Berwine, her huge bunch of keys jangling at her girdle, withdrew to give the necessary directions, and presently returned. Meanwhile Ermengarde proceeded to question her niece more closely. "Is it that thou wilt not, or canst not, tell me to which of the De Lacys thou art to be bondswoman?—to the overweening Constable, who, sheathed in impenetrable armour, and mounted on a swift and strong horse as invulnerable as himself, takes pride that he rides down and stabs at his ease, and with perfect safety, the naked Welshmen?—or is it to his nephew, the beardless Damian?—or must thy possessions go to mend a breach in the fortunes of that other cousin, Randal Lacy, the decayed reveller, who, they say, can no longer ruffle it among the debauched crusaders for want of means?"
"My honoured aunt," replied Eveline, naturally displeased with this discourse, "to none of the Lacy's, and I trust to none other, Saxon or Norman, will your kinswoman become a household drudge.
"There was, before the death of my honoured father, some treaty betwixt him and the Constable, on which account I cannot at present decline his attendance; but what may be the issue of it, fate must determine."
"But I can show thee, niece, how the balance of fate inclines," said Ermengarde, in a low and mysterious voice. "Those united with us by blood have, in some sort, the privilege of looking forward beyond the points of present time, and seeing in their very bud the thorns or flowers which are one day to encircle their head."
"For my own sake, noble kinswoman," answered Eveline, "I would decline such foreknowledge, even were it possible to acquire it without transgressing the rules of the Church. Could I have foreseen what has befallen me within these last unhappy days, I had lost the enjoyment of every happy moment before that time."
"Nevertheless, daughter," said the Lady of Baldringham, "thou, like others of thy race, must within this house conform to the rule, of passing one night within the chamber of the Red-Finger.— Berwine, see that it be prepared for my niece's reception."
"I—I—have heard speak of that chamber, gracious aunt," said Eveline, timidly, "and if it may consist with your good pleasure, I would not now choose to pass the night there. My health has suffered by my late perils and fatigues, and with your good-will I will delay to another time the usage, which I have heard is peculiar to the daughters of the house of Baldringham."

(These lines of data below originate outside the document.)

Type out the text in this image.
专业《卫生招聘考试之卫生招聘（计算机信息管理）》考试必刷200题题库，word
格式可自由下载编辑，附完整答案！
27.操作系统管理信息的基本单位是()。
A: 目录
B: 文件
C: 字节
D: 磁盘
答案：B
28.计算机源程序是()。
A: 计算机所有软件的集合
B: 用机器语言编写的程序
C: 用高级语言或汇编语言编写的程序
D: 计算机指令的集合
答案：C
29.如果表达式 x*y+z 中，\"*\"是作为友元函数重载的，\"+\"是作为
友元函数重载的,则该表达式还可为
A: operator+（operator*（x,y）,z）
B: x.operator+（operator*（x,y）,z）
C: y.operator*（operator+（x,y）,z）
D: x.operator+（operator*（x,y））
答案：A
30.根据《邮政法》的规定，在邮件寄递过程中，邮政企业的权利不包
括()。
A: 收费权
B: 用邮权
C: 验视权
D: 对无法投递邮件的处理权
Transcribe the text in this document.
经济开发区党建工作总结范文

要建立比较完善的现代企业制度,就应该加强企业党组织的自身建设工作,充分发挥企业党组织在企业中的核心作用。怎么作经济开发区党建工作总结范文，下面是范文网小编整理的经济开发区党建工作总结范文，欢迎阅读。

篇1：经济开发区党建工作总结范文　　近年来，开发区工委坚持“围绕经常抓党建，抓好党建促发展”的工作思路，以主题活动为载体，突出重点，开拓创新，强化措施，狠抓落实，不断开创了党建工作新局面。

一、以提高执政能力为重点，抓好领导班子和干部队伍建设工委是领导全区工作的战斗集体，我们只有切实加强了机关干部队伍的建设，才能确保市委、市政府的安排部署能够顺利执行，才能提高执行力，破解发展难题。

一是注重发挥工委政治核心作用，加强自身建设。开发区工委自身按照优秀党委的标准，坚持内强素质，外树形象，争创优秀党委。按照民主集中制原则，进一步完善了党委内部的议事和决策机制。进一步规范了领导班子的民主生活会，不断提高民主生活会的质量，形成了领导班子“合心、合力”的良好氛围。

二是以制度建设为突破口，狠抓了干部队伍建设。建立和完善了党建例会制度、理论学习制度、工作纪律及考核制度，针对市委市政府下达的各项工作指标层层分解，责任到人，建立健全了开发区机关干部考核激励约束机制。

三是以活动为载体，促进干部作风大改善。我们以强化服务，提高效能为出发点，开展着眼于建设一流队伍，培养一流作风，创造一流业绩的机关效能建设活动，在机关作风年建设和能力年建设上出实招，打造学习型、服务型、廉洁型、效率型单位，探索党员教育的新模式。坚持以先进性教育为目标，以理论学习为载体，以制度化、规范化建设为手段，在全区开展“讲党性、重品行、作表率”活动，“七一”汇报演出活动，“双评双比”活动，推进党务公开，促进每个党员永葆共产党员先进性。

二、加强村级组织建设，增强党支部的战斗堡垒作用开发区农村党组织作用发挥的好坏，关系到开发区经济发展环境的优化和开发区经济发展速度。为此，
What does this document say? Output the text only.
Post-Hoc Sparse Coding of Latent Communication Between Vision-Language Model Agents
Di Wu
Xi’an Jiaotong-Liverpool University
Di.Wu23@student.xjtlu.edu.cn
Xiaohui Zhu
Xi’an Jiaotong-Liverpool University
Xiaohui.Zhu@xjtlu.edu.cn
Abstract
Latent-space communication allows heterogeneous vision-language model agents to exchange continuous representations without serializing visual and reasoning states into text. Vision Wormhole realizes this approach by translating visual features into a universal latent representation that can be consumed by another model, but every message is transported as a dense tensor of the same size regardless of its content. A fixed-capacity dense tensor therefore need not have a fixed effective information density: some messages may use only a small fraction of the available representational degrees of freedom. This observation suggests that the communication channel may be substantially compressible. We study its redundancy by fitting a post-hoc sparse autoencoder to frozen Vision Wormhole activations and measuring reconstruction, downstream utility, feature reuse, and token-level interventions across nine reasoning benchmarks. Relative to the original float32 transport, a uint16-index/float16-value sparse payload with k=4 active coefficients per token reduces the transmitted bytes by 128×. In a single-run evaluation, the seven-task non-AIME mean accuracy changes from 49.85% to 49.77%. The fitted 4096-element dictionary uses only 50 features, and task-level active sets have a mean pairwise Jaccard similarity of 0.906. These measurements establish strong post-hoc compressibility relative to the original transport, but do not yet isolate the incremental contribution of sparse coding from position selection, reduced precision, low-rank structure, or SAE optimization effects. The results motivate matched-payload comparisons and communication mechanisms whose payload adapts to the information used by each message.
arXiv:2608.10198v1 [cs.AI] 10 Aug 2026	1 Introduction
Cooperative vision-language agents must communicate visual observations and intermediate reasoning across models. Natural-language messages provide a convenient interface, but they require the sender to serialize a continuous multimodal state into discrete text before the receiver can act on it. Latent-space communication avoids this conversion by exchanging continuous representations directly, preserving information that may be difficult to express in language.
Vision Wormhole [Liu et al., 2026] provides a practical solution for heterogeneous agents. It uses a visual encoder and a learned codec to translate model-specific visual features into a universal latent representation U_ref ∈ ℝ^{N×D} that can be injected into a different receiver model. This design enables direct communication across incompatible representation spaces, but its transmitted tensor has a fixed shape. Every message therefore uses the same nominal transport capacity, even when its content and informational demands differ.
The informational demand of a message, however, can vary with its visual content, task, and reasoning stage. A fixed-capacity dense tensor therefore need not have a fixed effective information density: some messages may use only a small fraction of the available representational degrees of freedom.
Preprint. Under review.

"And which, notwithstanding, you would willingly avoid," said the old Saxon lady, bending her brows angrily. "Has not such disobedience cost your house enough already?"
"Indeed, honoured and gracious lady," said Berwine, unable to forbear interference, though well knowing the obstinacy of her patroness, "that chamber is in disrepair, and cannot easily on a sudden be made fit for the Lady Eveline; and the noble damsel looks so pale, and hath lately suffered so much, that, might I have the permission to advise, this were better delayed."
"Thou art a fool, Berwine," said the old lady, sternly; "thinkest thou I will bring anger and misfortune on my house, by suffering this girl to leave it without rendering the usual homage to the Red-Finger? Go to—let the room be made ready—small preparation may serve, if she cherish not the Norman nicety about bed and lodging. Do not reply; but do as I command thee.—And you, Eveline—are you so far degenerated from the brave spirit of your ancestry, that you dare not pass a few hours in an ancient apartment?"